You also need to know that this environment is geographically dispersed. There are several locations distributed across the globe. But the Exchange infrastructure is more centralized.
The weird part was that users from locations far away seems not to suffer the issue. Even the same user, which had the issue, using a Terminal Server in a different location far away had no issue.
One of the first steps of troubleshooting issues is to start Outlook without any Add-Ins. Note: The list of command-line switches could be found here.
This increased the performance, but still it was not acceptable. As next I tried Fiddler and created some traces, but this didn’t reveal any issue. Moving the mailbox back to Exchange 2010 solved the issue.
So what is the difference?
The main difference is the way Outlook connects to Exchange. While the mailbox is on Exchange 2010 Outlook uses RPC directly over TCP using the defined static ports (best practise and needed for load balancing. More info could be found here). In Exchange 2013 this is not possible anymore. The default protocol is RPC/HTTP (Outlook Anywhere). With Exchange 2013 SP1 a new protocol was introduced: MAPI over HTTP.
To make it short: TCP based to HTTP based access.
As a sanity check we forced Outlook of an user, which had his mailbox on Exchange 2010, to use Outlook Anywhere. For sure the user experienced the same issue.
This confirmed that there was an issue while using HTTP based protocols.
While working on this I was asked from PFE Marc J. about some specific settings on the load balancer: If Nagle’s algorithm on the load balancer is enabled.

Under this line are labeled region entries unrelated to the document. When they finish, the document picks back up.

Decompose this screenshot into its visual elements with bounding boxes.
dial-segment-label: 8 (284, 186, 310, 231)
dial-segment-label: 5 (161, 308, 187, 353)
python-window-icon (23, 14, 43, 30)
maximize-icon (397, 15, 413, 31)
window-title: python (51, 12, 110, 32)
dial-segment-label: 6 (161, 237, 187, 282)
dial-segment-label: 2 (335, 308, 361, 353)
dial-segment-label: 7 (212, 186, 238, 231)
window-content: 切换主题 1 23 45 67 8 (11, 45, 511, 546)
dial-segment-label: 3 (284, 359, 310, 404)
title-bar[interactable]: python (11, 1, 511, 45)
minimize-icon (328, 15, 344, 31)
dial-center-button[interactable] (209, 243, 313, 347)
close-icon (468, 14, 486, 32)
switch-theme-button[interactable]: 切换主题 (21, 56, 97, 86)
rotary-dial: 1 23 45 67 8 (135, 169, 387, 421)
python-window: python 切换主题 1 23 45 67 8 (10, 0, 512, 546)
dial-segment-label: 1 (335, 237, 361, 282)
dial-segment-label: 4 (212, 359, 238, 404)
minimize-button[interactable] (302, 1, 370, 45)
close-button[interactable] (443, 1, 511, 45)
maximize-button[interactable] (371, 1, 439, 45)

I checked our load balancer and indeed Nagle’s algorithm was enabled on the TCP profile. After the algorithm was disabled the issue was resolved.
This is a result of the fact that the HTTP based packets are much smaller than the TCP based packets. The smaller the packets are the more delays the user will experience.
The user in the remote locations were connected through WAN, while the affected users were in the same DC, just one hop away. At the same time the algorithm helps you on slow links, it can cause issue on LAN. Especially for applications, which expect real time response.
What’s all about this algorithm? In general it should help to minimize network congestion. But as Outlook uses small packets in the HTTP based requests this is almost killing your performance. Here some links with more information about:
In my case the load balancer was a F5. I checked the TCP profile, used for client connectivity, which was a WAN optimized profile, and unchecked the following box:
I reviewed and unchecked also the following ones:
I’ve found some postings about tweaking the TCP stack based upon this KB article. I’m a little bit skeptical about this and wouldn’t recommend it as this could cause other issues.
I rather recommend to fix such issues on the server or network device side and leave the defaults from clients as they are. You never know what the next update will bring. Maybe those settings will be reset.
The nice part of this issue is that everything was working for all users far away. Only the ones, which were connecting from within the same DC, suffered the issue as they had a really low latency.
Lessons learned! I hope this will help someone.